LSTM has 2 vectors carried forward at each time step. GRU merges c and h into just h. 
* LSTM c = cell state for long term memory
* LSTM h = output of this hidden layer at previous time step.


LSTM has 2 extra gates. GRU merges these into one gate.
* LSTM Input gate takes in x, changes c and h.
* LSTM Forget gate takes in c, changes c and h.

GRU overwrites memory when it stores a new memory (huh?).

GRU has extra gate controller that decides which part of memory to use (huh?).

See figure on page 519. See equations on page 520.

In [4]:
# Third, substitute GRU for LSTM.
rnn3 = keras.models.Sequential([
    keras.layers.GRU(20,return_sequences=True,input_shape=[None,1]),
    keras.layers.GRU(20,return_sequences=True),
    keras.layers.TimeDistributed(keras.layers.Dense(10))
])

rnn3.compile(loss="mse", optimizer="adam")
history = rnn3.fit(X_train, y_train, epochs=5,
                    validation_data=(X_valid, y_valid))  

Epoch 1/5
Epoch 2/5
Epoch 3/5
Epoch 4/5
Epoch 5/5


## 1D convolution
To tackle sequences longer than 100 time steps,
break the sequences into shorter pieces.
This is similar to 2D convolution for CNN.

Slide kernels (filters) over the sequence (or image).
Each kernel learns to match of subsequence of length = kernel size.

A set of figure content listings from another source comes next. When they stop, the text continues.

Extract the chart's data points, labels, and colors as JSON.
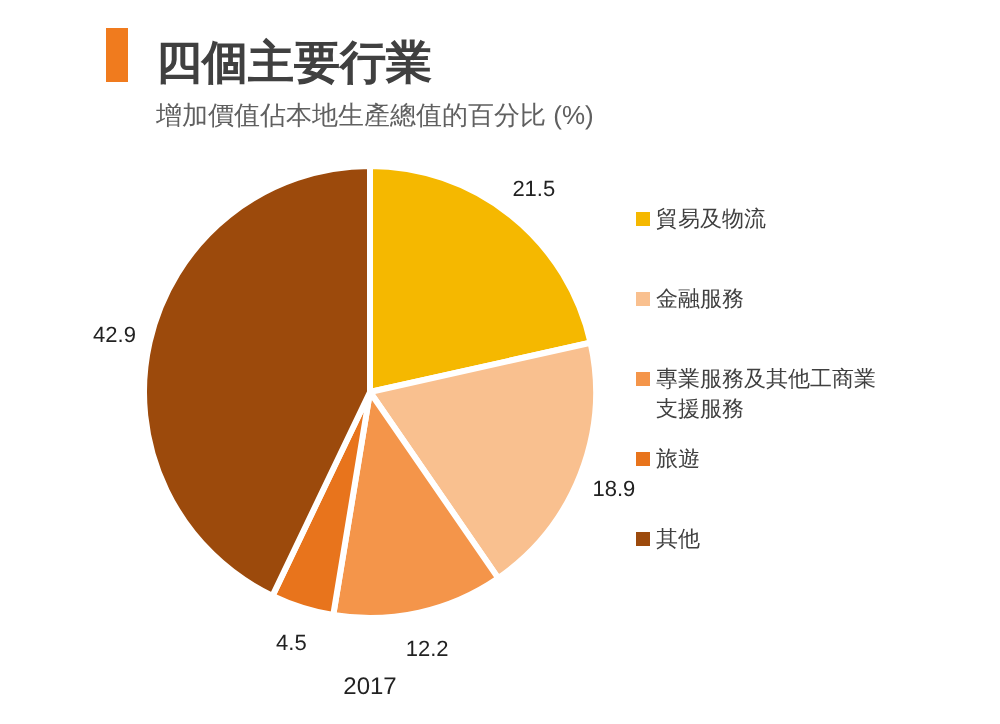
{
  "chart_data": {
    "type": "pie",
    "title": "四個主要行業",
    "subtitle": "增加價值佔本地生產總值的百分比 (%)",
    "categories": [
      "貿易及物流",
      "金融服務",
      "專業服務及其他工商業支援服務",
      "旅遊",
      "其他"
    ],
    "values": [
      21.5,
      18.9,
      12.2,
      4.5,
      42.9
    ],
    "colors": [
      "#f5b800",
      "#f9c08f",
      "#f4954a",
      "#e8741c",
      "#9c4a0c"
    ],
    "data_labels": true,
    "legend": "right",
    "annotations": [
      "2017"
    ]
  }
}
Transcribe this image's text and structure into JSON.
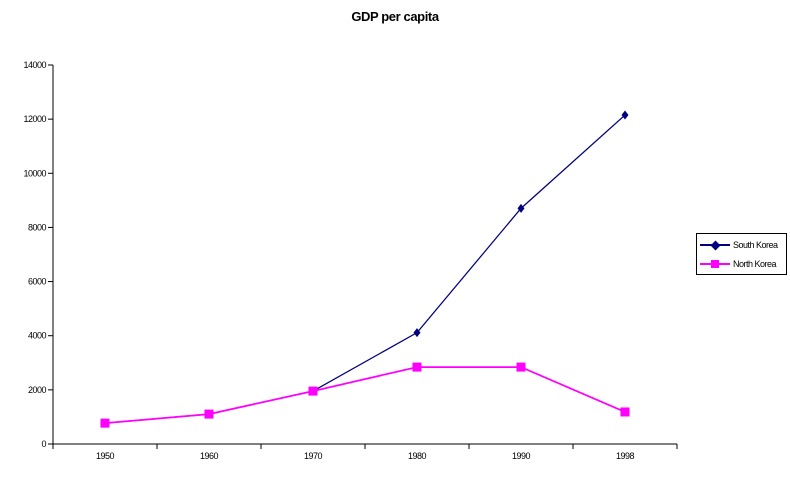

Geron says this is so effective that you can
even omit the RNN/LSTM/GRU layers!

In [10]:
# Fourth, add Conv1D.
# This is equivalent to K-mers, K=2, skip every other one.
rnn4 = keras.models.Sequential([
    keras.layers.Conv1D(filters=20,
                       kernel_size=4,  
                       strides=2,
                       padding="valid",
                       input_shape=[None,1]),
    keras.layers.GRU(20,return_sequences=True), 
    keras.layers.GRU(20,return_sequences=True),
    keras.layers.TimeDistributed(keras.layers.Dense(10))
])
# Specify input shape in first layer only.

rnn4.compile(loss="mse", optimizer="adam")
history = rnn4.fit(X_train, y_train[:,3::2], epochs=5,
                    validation_data=(X_valid, y_valid[:,3::2]))
# Note new shape of y_valid

Epoch 1/5
Epoch 2/5
Epoch 3/5
Epoch 4/5
Epoch 5/5


## WaveNet
Invented 2016 for generating human speech.
Stacked 1D convolutional layers.
Doubling dilation rate means 
process every time step, then every other, etc. 
The paper used three iterations of 1,2,4,8,...512.

In [11]:
# Fifth, do WaveNet i.e. stacked 1D conv.
rnn5 = keras.models.Sequential()
rnn5.add(keras.layers.InputLayer(input_shape=[None,1]))
for rate in (1,2,4,8)*2:
    rnn5.add(keras.layers.Conv1D(filters=20,kernel_size=2,  
            padding="causal",activation="relu",dilation_rate=rate))
rnn5.add(keras.layers.Conv1D(filters=10,kernel_size=1))  

rnn5.compile(loss="mse", optimizer="adam")
history = rnn5.fit(X_train, y_train, epochs=5,
                    validation_data=(X_valid, y_valid))

Epoch 1/5
Epoch 2/5
Epoch 3/5
Epoch 4/5
Epoch 5/5